Right-click on the unallocated space of Disk 1 and select New Simple Volume to use the Private storage for the Qube.
Click through the wizard. I labeled the volume Private to identify it. I did the same for Disk 2 and labeled it Volatile.
Going back to Windows Explorer, this is what the drives look like now. Be very careful with saving anything to the Volatile (E:) drive. It will get deleted when Windows is shut down.
I’m going to shut down Windows and resize the Private storage to 5GB and the System storage to 30GB.
When Windows boots back up, only C: and D: are present. The Volatile volume was deleted by Qubes when the VM was shut down.

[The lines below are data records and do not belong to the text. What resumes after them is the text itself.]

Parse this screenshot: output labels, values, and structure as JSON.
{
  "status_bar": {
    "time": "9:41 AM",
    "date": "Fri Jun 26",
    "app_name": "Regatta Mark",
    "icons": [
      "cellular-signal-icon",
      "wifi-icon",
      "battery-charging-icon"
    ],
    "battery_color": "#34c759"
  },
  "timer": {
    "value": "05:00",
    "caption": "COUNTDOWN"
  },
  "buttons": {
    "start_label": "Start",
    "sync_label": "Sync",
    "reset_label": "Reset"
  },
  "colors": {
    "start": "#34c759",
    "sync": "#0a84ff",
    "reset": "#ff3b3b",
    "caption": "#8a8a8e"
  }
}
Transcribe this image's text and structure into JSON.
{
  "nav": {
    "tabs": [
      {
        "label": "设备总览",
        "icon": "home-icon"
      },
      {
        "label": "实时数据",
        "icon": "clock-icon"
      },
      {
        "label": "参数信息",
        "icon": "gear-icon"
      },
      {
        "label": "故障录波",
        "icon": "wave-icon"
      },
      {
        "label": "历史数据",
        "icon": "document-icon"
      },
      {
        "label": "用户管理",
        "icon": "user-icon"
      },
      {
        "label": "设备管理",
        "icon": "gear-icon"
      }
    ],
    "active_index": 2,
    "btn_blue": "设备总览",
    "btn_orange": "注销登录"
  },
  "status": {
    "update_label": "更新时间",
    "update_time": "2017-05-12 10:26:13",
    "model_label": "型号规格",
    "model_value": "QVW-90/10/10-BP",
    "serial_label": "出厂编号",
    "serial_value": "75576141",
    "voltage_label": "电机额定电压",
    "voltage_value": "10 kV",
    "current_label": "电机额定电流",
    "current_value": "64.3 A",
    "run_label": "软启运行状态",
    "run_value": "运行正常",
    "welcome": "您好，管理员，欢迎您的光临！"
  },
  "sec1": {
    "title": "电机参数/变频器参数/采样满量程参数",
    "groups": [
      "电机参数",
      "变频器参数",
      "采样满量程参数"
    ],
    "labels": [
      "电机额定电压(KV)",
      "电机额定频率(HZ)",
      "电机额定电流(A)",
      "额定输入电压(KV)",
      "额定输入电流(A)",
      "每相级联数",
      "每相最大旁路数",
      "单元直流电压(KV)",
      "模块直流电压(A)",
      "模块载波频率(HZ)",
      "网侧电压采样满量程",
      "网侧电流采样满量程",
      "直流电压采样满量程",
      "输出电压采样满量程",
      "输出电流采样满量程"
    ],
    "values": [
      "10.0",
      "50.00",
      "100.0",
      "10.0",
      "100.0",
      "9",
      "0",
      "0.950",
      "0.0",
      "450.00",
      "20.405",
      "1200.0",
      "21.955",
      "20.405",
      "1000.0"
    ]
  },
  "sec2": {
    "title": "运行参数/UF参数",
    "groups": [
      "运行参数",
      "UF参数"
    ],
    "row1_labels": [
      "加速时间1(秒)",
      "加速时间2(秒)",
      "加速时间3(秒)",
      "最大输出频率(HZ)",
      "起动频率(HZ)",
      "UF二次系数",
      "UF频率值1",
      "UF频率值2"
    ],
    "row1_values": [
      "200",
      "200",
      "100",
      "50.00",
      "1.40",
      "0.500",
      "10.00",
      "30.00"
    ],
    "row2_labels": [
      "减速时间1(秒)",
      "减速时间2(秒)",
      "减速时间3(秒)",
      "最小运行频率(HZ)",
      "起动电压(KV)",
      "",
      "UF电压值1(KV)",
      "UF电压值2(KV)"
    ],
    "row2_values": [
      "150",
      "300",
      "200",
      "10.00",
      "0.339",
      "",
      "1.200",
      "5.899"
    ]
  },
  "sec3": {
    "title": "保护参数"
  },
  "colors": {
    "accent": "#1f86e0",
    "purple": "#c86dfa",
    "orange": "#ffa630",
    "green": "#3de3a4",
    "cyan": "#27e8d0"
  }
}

A fresh Disk 2 is present in Disk management, but because it appears as a brand new drive to Windows it has to be initialized again to be used. It’s probably not very practical to use the Volatile storage, but it’s important to not get it confused with the Private storage.
Now you can see the additional space increased on Disk 0 (System) and Disk 1 (Private). There’s a problem with Disk 0 I’ll come back to.
Normally, resizing a volume is pretty straightforward. You can right-click on the Private (D:) partition, select Extend Volume and click through the wizard.
Once that completes, D: will be at the new size, 5GB.
Resizing C: on the System storage is more complicated. The Windows installer helpfully put a 500MB Recovery partition at the end of the disk. You could create a new volume with the new space we added to the end of Disk 0, but that would just create a small F: drive and not increase the size of C:.
The Disk Management utility will prevent you from deleting the recovery partition.
The recovery partition is used if you want to reset Windows back to the initial install. There isn’t much use for it in Qubes since you can create a new VM if you want a fresh install.
To delete the recovery partition, run “cmd” as Administrator and run the command “diskpart”. It’s a command line tool for managing Windows partitions. You want to be sure you select the correct disk/partition before issuing the delete command, it will wipe out any data on the selected partition, so be sure it’s Recovery.
- list disk
- select disk 0
- list partition
- select partition 3
- delete partition override
Now Disk Management sees the unallocated space contiguous with the C: partition and it can be extended. In addition to the 5GB I added, the 500MB from the deleted Recovery partition is available.